Deu-se que meu primeiro sogro tinha duas lanchas, uma Chris Craft importada, que somente ele usava, e uma outra, produto de fundo de quintal, como a traineira que emborcou em Cabo Frio semana passada. Primitivamente, era um escaler de um navio desativado que apodrecia nas proximidades de Niterói. O primeiro dono comprou-o ou roubou-o, botou bancos novos, calafetou as frestas e instalou um motor de centro, um Chrysler Marine de quatro cilindros, terceira mão, cuja principal qualidade era esquentar e afogar.
Naquele tempo eu era um disponível jogador de futebol de praia, não fazia nada além de jogar peladas e, eventualmente, pescar pelas imediações de Paquetá e Governador, a bordo da tal lancha improvisada e que tinha o nome, também improvisado, de Virnorel.
O mistério durou anos, até que me explicaram: o primitivo dono tinha três filhas, Virgínia, Norma e Elisa. Na impossibilidade de ter três tristes lanchas, ficou quites com as filhas compondo com as primeiras sílabas das três o nome final da embarcação: Vir, nor, el. Certa vez, contei isso ao Antônio Houaiss e ele nem se espantou: disse que mais da metade dos nomes que usamos tiveram composição idêntica ou análoga.
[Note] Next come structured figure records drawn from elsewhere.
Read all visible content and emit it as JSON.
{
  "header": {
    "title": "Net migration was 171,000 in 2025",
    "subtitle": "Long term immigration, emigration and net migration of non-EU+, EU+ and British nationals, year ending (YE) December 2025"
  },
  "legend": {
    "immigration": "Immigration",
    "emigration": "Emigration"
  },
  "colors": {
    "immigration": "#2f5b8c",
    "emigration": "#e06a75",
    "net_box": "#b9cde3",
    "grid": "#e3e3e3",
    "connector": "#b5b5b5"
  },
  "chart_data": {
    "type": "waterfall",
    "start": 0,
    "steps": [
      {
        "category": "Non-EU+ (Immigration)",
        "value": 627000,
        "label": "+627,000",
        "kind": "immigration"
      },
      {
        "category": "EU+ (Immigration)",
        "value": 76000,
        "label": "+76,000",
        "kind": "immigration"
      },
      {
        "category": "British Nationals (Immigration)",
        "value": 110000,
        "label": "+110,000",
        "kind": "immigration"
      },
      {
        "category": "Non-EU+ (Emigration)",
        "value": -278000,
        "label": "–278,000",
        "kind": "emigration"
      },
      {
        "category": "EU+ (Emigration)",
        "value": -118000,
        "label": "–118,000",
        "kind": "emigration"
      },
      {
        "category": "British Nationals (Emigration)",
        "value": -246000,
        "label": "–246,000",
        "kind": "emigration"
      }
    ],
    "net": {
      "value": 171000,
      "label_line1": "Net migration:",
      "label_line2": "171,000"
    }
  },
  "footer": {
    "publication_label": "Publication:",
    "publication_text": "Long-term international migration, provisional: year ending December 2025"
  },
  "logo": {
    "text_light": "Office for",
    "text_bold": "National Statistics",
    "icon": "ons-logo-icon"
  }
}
Bem, explicado o nome, explica-se o quase naufrágio. Há no meio da baía, na rota que vai para Paquetá, uma ilha chamada Jurubaíba, que, quando a maré enche, se transforma em duas, passando a ser ilhas de Jurubaíba. Naquele remoto tempo, mereciam o adjetivo que os maus escritores dão sempre às ilhas abandonadas e desertas: paradisíacas. Em sua versão de ilha ou de ilhas, eram realmente paradisíacas, areias brancas, mar límpido e ainda não poluído pelos detritos da Petrobras, que construía um terminal ali perto, na ilha D'Agua, derrubando uma bonita floresta que parecia nascer das ondas já referidas como mansas e amigas.
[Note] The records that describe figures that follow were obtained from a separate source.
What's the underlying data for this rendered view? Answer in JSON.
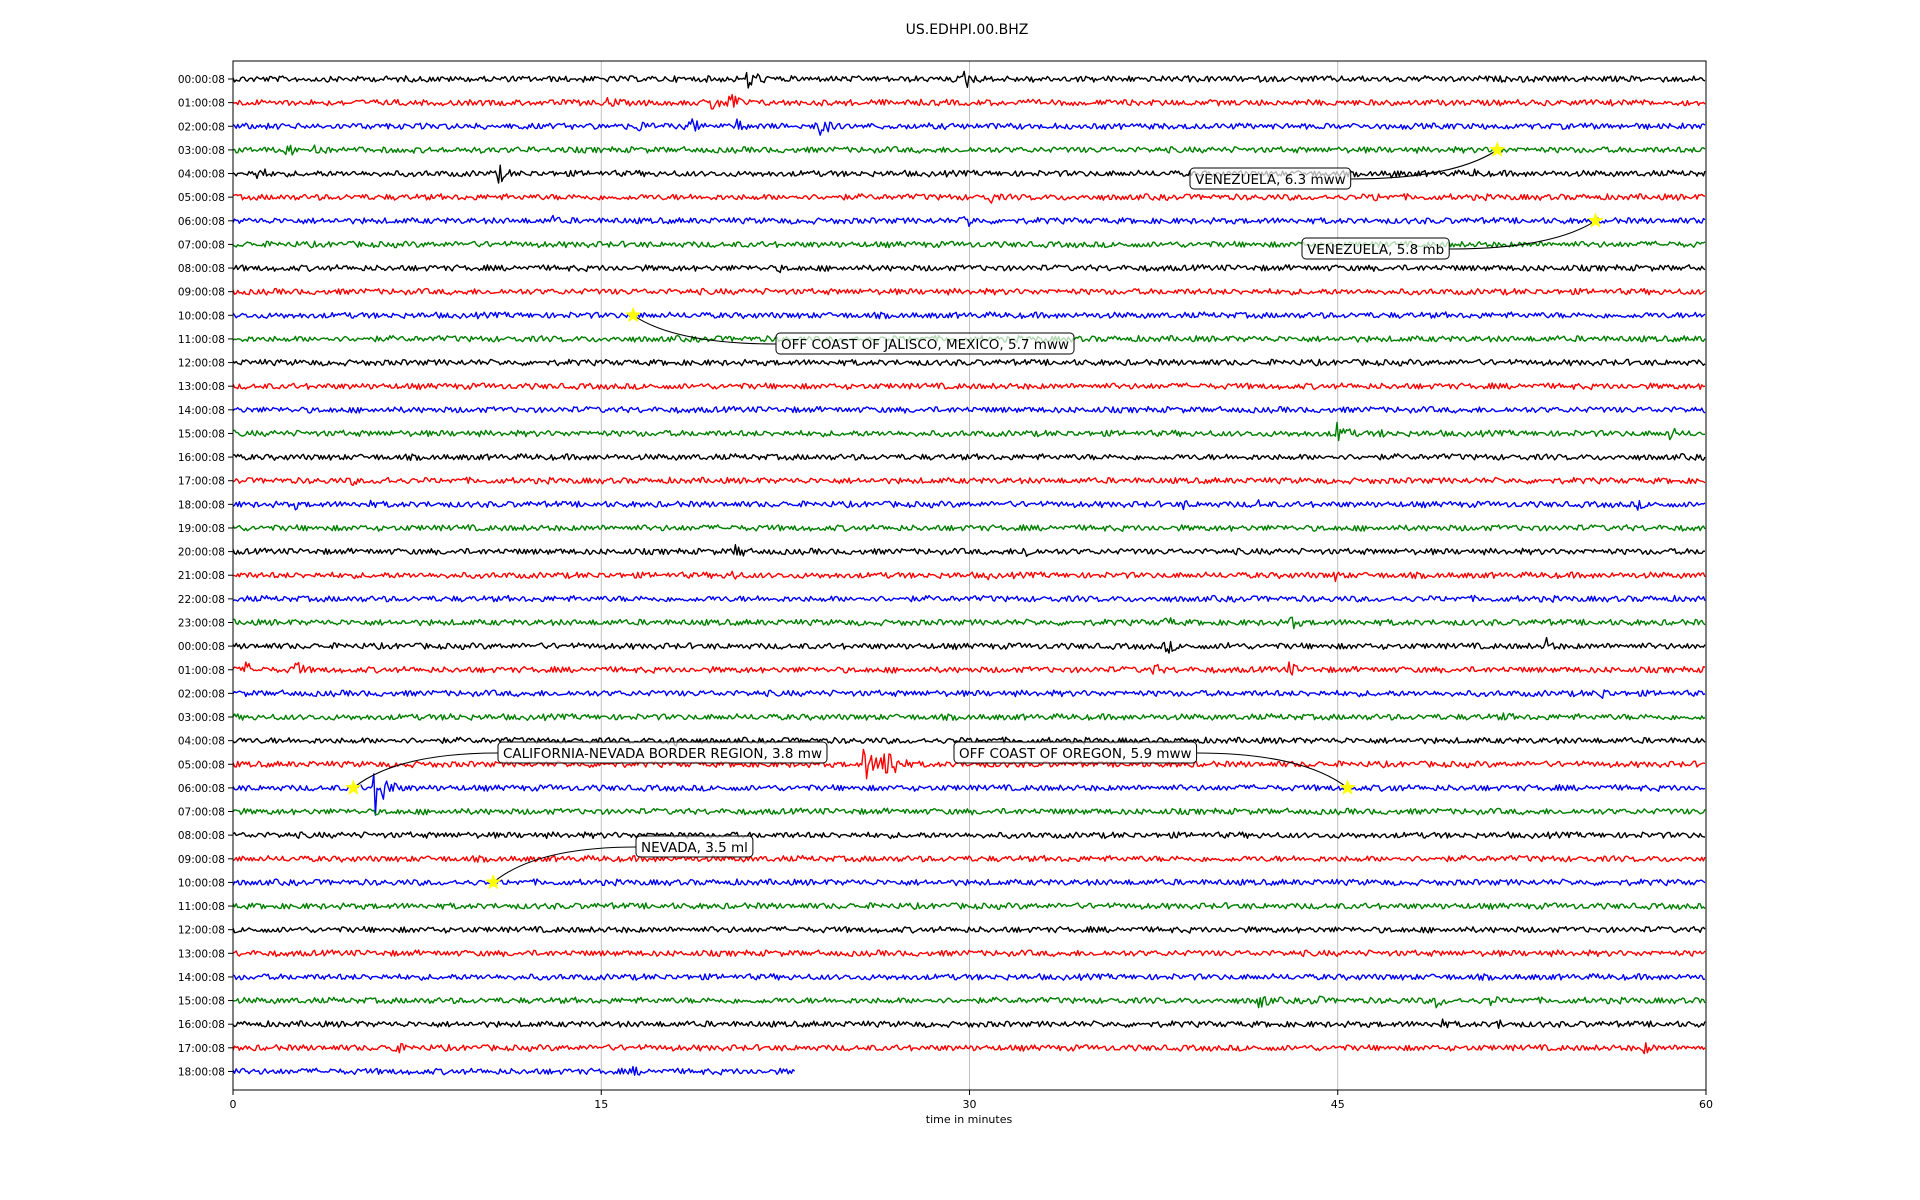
{
  "chart_data": {
    "type": "line",
    "title": "US.EDHPI.00.BHZ",
    "xlabel": "time in minutes",
    "xlim": [
      0,
      60
    ],
    "x_ticks": [
      "0",
      "15",
      "30",
      "45",
      "60"
    ],
    "grid": true,
    "trace_colors": [
      "#000000",
      "#ff0000",
      "#0000ff",
      "#008000"
    ],
    "marker_color": "#ffff00",
    "rows": [
      "00:00:08",
      "01:00:08",
      "02:00:08",
      "03:00:08",
      "04:00:08",
      "05:00:08",
      "06:00:08",
      "07:00:08",
      "08:00:08",
      "09:00:08",
      "10:00:08",
      "11:00:08",
      "12:00:08",
      "13:00:08",
      "14:00:08",
      "15:00:08",
      "16:00:08",
      "17:00:08",
      "18:00:08",
      "19:00:08",
      "20:00:08",
      "21:00:08",
      "22:00:08",
      "23:00:08",
      "00:00:08",
      "01:00:08",
      "02:00:08",
      "03:00:08",
      "04:00:08",
      "05:00:08",
      "06:00:08",
      "07:00:08",
      "08:00:08",
      "09:00:08",
      "10:00:08",
      "11:00:08",
      "12:00:08",
      "13:00:08",
      "14:00:08",
      "15:00:08",
      "16:00:08",
      "17:00:08",
      "18:00:08"
    ],
    "last_row_end_minute": 22.9,
    "events": [
      {
        "row": 3,
        "minute": 51.5,
        "label": "VENEZUELA, 6.3 mww"
      },
      {
        "row": 6,
        "minute": 55.5,
        "label": "VENEZUELA, 5.8 mb"
      },
      {
        "row": 10,
        "minute": 16.3,
        "label": "OFF COAST OF JALISCO, MEXICO, 5.7 mww"
      },
      {
        "row": 30,
        "minute": 4.9,
        "label": "CALIFORNIA-NEVADA BORDER REGION, 3.8 mw"
      },
      {
        "row": 30,
        "minute": 45.4,
        "label": "OFF COAST OF OREGON, 5.9 mww"
      },
      {
        "row": 34,
        "minute": 10.6,
        "label": "NEVADA, 3.5 ml"
      }
    ],
    "bursts": [
      {
        "row": 0,
        "minute": 21.0,
        "amp": 14
      },
      {
        "row": 0,
        "minute": 29.8,
        "amp": 12
      },
      {
        "row": 0,
        "minute": 32.6,
        "amp": 6
      },
      {
        "row": 1,
        "minute": 15.3,
        "amp": 8
      },
      {
        "row": 1,
        "minute": 19.5,
        "amp": 10
      },
      {
        "row": 1,
        "minute": 20.2,
        "amp": 14
      },
      {
        "row": 2,
        "minute": 16.5,
        "amp": 8
      },
      {
        "row": 2,
        "minute": 18.6,
        "amp": 10
      },
      {
        "row": 2,
        "minute": 20.5,
        "amp": 8
      },
      {
        "row": 2,
        "minute": 23.8,
        "amp": 14
      },
      {
        "row": 3,
        "minute": 2.2,
        "amp": 8
      },
      {
        "row": 3,
        "minute": 3.3,
        "amp": 9
      },
      {
        "row": 4,
        "minute": 1.0,
        "amp": 9
      },
      {
        "row": 4,
        "minute": 10.8,
        "amp": 11
      },
      {
        "row": 4,
        "minute": 47.2,
        "amp": 6
      },
      {
        "row": 4,
        "minute": 50.5,
        "amp": 6
      },
      {
        "row": 5,
        "minute": 30.8,
        "amp": 8
      },
      {
        "row": 5,
        "minute": 46.5,
        "amp": 6
      },
      {
        "row": 6,
        "minute": 13.0,
        "amp": 6
      },
      {
        "row": 6,
        "minute": 29.8,
        "amp": 10
      },
      {
        "row": 8,
        "minute": 22.3,
        "amp": 5
      },
      {
        "row": 15,
        "minute": 45.0,
        "amp": 14
      },
      {
        "row": 15,
        "minute": 46.8,
        "amp": 6
      },
      {
        "row": 15,
        "minute": 58.5,
        "amp": 8
      },
      {
        "row": 17,
        "minute": 4.8,
        "amp": 6
      },
      {
        "row": 17,
        "minute": 6.0,
        "amp": 7
      },
      {
        "row": 18,
        "minute": 2.5,
        "amp": 6
      },
      {
        "row": 18,
        "minute": 5.4,
        "amp": 6
      },
      {
        "row": 18,
        "minute": 38.7,
        "amp": 6
      },
      {
        "row": 18,
        "minute": 41.7,
        "amp": 6
      },
      {
        "row": 18,
        "minute": 57.2,
        "amp": 6
      },
      {
        "row": 20,
        "minute": 20.5,
        "amp": 9
      },
      {
        "row": 20,
        "minute": 32.2,
        "amp": 9
      },
      {
        "row": 21,
        "minute": 20.3,
        "amp": 7
      },
      {
        "row": 21,
        "minute": 30.8,
        "amp": 6
      },
      {
        "row": 21,
        "minute": 44.9,
        "amp": 7
      },
      {
        "row": 23,
        "minute": 38.0,
        "amp": 7
      },
      {
        "row": 23,
        "minute": 43.1,
        "amp": 8
      },
      {
        "row": 24,
        "minute": 38.0,
        "amp": 9
      },
      {
        "row": 24,
        "minute": 40.5,
        "amp": 6
      },
      {
        "row": 24,
        "minute": 53.5,
        "amp": 9
      },
      {
        "row": 25,
        "minute": 0.5,
        "amp": 9
      },
      {
        "row": 25,
        "minute": 2.5,
        "amp": 11
      },
      {
        "row": 25,
        "minute": 37.5,
        "amp": 8
      },
      {
        "row": 25,
        "minute": 43.0,
        "amp": 9
      },
      {
        "row": 26,
        "minute": 55.7,
        "amp": 8
      },
      {
        "row": 27,
        "minute": 8.8,
        "amp": 7
      },
      {
        "row": 27,
        "minute": 51.8,
        "amp": 6
      },
      {
        "row": 28,
        "minute": 17.8,
        "amp": 12
      },
      {
        "row": 29,
        "minute": 25.7,
        "amp": 20
      },
      {
        "row": 29,
        "minute": 26.5,
        "amp": 30
      },
      {
        "row": 30,
        "minute": 5.8,
        "amp": 28
      },
      {
        "row": 30,
        "minute": 47.2,
        "amp": 6
      },
      {
        "row": 39,
        "minute": 41.8,
        "amp": 10
      },
      {
        "row": 39,
        "minute": 44.0,
        "amp": 8
      },
      {
        "row": 39,
        "minute": 49.0,
        "amp": 8
      },
      {
        "row": 39,
        "minute": 51.2,
        "amp": 7
      },
      {
        "row": 40,
        "minute": 49.2,
        "amp": 6
      },
      {
        "row": 40,
        "minute": 51.5,
        "amp": 6
      },
      {
        "row": 41,
        "minute": 6.5,
        "amp": 9
      },
      {
        "row": 41,
        "minute": 57.5,
        "amp": 7
      },
      {
        "row": 42,
        "minute": 16.3,
        "amp": 6
      }
    ]
  }
}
Enchi a Virnorel de cunhados, primos e vizinhos, ao todo umas 15 pessoas temerárias, que confiaram na Virnorel, que não merecia confiança, e em mim, que merecia menos confiança. Partimos cantando as emoções do mar, que estava liso como a pele do rosto da mulher amada, chegamos às Jurubaíba, que eram duas porque a maré estava baixa. Tomamos banho, improvisamos um churrasco, enfim, fizemos o programa combinado até que começou a soprar o sudoeste. É um vento mau-caráter, relativamente raro na baía, onde sempre sopra o gostoso e pacífico noroeste. Para falar a verdade, eu entendo pouquíssimo de ventos, como nada entendo de nada. Mas sempre ouvira dizer que o sudoeste é traiçoeiro.
As duas ilhas se transformaram em uma, e na impossibilidade de encomendá-la a um timoneiro melhor, encomendei a viagem de volta a Santo Antônio. Quando embiquei a proa para o continente, surpresa, não havia continente, que desaparecera encoberto pelas ondas cada vez mais altas.
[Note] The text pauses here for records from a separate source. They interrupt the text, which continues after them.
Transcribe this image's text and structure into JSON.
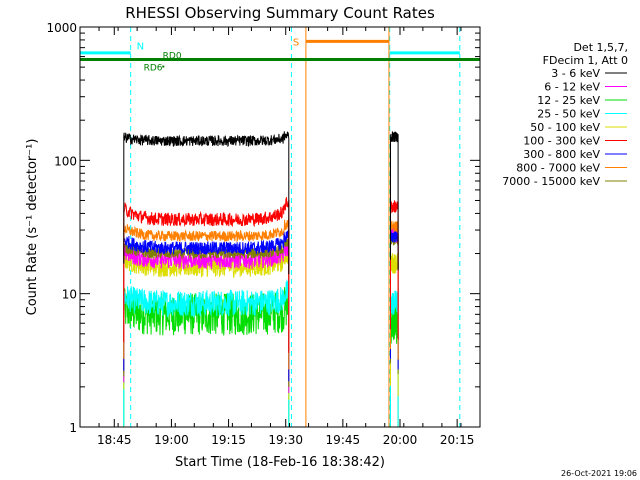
{
  "chart_data": {
    "type": "line",
    "title": "RHESSI Observing Summary Count Rates",
    "xlabel": "Start Time (18-Feb-16 18:38:42)",
    "ylabel": "Count Rate (s⁻¹ detector⁻¹)",
    "x_range_minutes": [
      -2,
      103
    ],
    "x_ticks": [
      {
        "minute": 7,
        "label": "18:45"
      },
      {
        "minute": 22,
        "label": "19:00"
      },
      {
        "minute": 37,
        "label": "19:15"
      },
      {
        "minute": 52,
        "label": "19:30"
      },
      {
        "minute": 67,
        "label": "19:45"
      },
      {
        "minute": 82,
        "label": "20:00"
      },
      {
        "minute": 97,
        "label": "20:15"
      }
    ],
    "y_scale": "log",
    "ylim": [
      1,
      1000
    ],
    "y_ticks": [
      {
        "value": 1,
        "label": "1"
      },
      {
        "value": 10,
        "label": "10"
      },
      {
        "value": 100,
        "label": "100"
      },
      {
        "value": 1000,
        "label": "1000"
      }
    ],
    "legend_header": [
      "Det 1,5,7,",
      "FDecim 1, Att 0"
    ],
    "legend_position": "right",
    "series": [
      {
        "name": "3 - 6 keV",
        "color": "#000000",
        "level1": 140,
        "level2": 150,
        "noise": 0.04,
        "ramp": 0.02
      },
      {
        "name": "6 - 12 keV",
        "color": "#ff00ff",
        "level1": 18,
        "level2": 28,
        "noise": 0.07,
        "ramp": 0.05
      },
      {
        "name": "12 - 25 keV",
        "color": "#00dd00",
        "level1": 7,
        "level2": 6,
        "noise": 0.16,
        "ramp": 0.03
      },
      {
        "name": "25 - 50 keV",
        "color": "#00ffff",
        "level1": 8.5,
        "level2": 8.5,
        "noise": 0.1,
        "ramp": 0.04
      },
      {
        "name": "50 - 100 keV",
        "color": "#dddd00",
        "level1": 16,
        "level2": 17,
        "noise": 0.08,
        "ramp": 0.05
      },
      {
        "name": "100 - 300 keV",
        "color": "#ff0000",
        "level1": 36,
        "level2": 45,
        "noise": 0.05,
        "ramp": 0.07
      },
      {
        "name": "300 - 800 keV",
        "color": "#0000ff",
        "level1": 22,
        "level2": 27,
        "noise": 0.05,
        "ramp": 0.05
      },
      {
        "name": "800 - 7000 keV",
        "color": "#ff8000",
        "level1": 27,
        "level2": 32,
        "noise": 0.04,
        "ramp": 0.05
      },
      {
        "name": "7000 - 15000 keV",
        "color": "#808000",
        "level1": 20,
        "level2": 25,
        "noise": 0.04,
        "ramp": 0.04
      }
    ],
    "segments_minutes": [
      [
        9.5,
        52.8
      ],
      [
        79.5,
        81.5
      ]
    ],
    "night_intervals_minutes": [
      [
        -2,
        11.3
      ],
      [
        79.3,
        97.7
      ]
    ],
    "night_marker_label": "N",
    "saa_interval_minutes": [
      57.3,
      79.1
    ],
    "saa_marker_label": "S",
    "decimation_labels": [
      "RD6",
      "RD0"
    ],
    "decimation_line_value": 570,
    "vertical_markers_minutes": [
      {
        "minute": -2,
        "color": "#00ffff",
        "dash": true
      },
      {
        "minute": 11.3,
        "color": "#00ffff",
        "dash": true
      },
      {
        "minute": 53.5,
        "color": "#00ffff",
        "dash": true
      },
      {
        "minute": 79.3,
        "color": "#00ffff",
        "dash": true
      },
      {
        "minute": 97.7,
        "color": "#00ffff",
        "dash": true
      },
      {
        "minute": 57.3,
        "color": "#ff8000",
        "dash": false
      },
      {
        "minute": 79.1,
        "color": "#ff8000",
        "dash": false
      }
    ],
    "grid": false
  },
  "footer": {
    "timestamp": "26-Oct-2021 19:06"
  }
}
Sem bússola, sem estrelas -e mesmo que as tivesse não saberia entendê-las como aquele poeta que ouvia estrelas- joguei toda minha esperança no motor que roncava como um bicho agonizante, ameaçando parar a cada tranco mais forte das ondas.
Não foi no mar, onde nunca aprendi nada, somente a nadar, que me ensinaram uma lei básica: não se deve dar murro em ponta de faca. Adaptando aquela lei às circunstâncias, desconfiei que não adiantava esmurrar as ondas, enfrentando-as com a encarquilhada Virnorel e o esclerosado motor da Chrysler Marine.
Fui bordejando as ondas, que os poetas costumam chamar de vagas, e como não sabia onde era o continente, qualquer outro lugar me servia, desde que não fosse a barra, que me levaria da baía de Guanabara para o oceano Atlântico, o Mar Tenebroso dos navegadores do século 16. E aí eu não estaria aqui escrevendo essas bobagens.
Fui sair a cinco quilômetros do lugar de onde partira. Como os peregrinos que visitam os santuários, todos os passageiros se ajoelharam em terra para agradecer a salvação. Eu cheguei a pensar em mandar construir no local uma capela, mas não tinha nem recursos nem obstinação para isso.
Agradeci a Santo Antônio e até hoje embirro com mulheres que se chamam Virgínia, Norma e Elisa.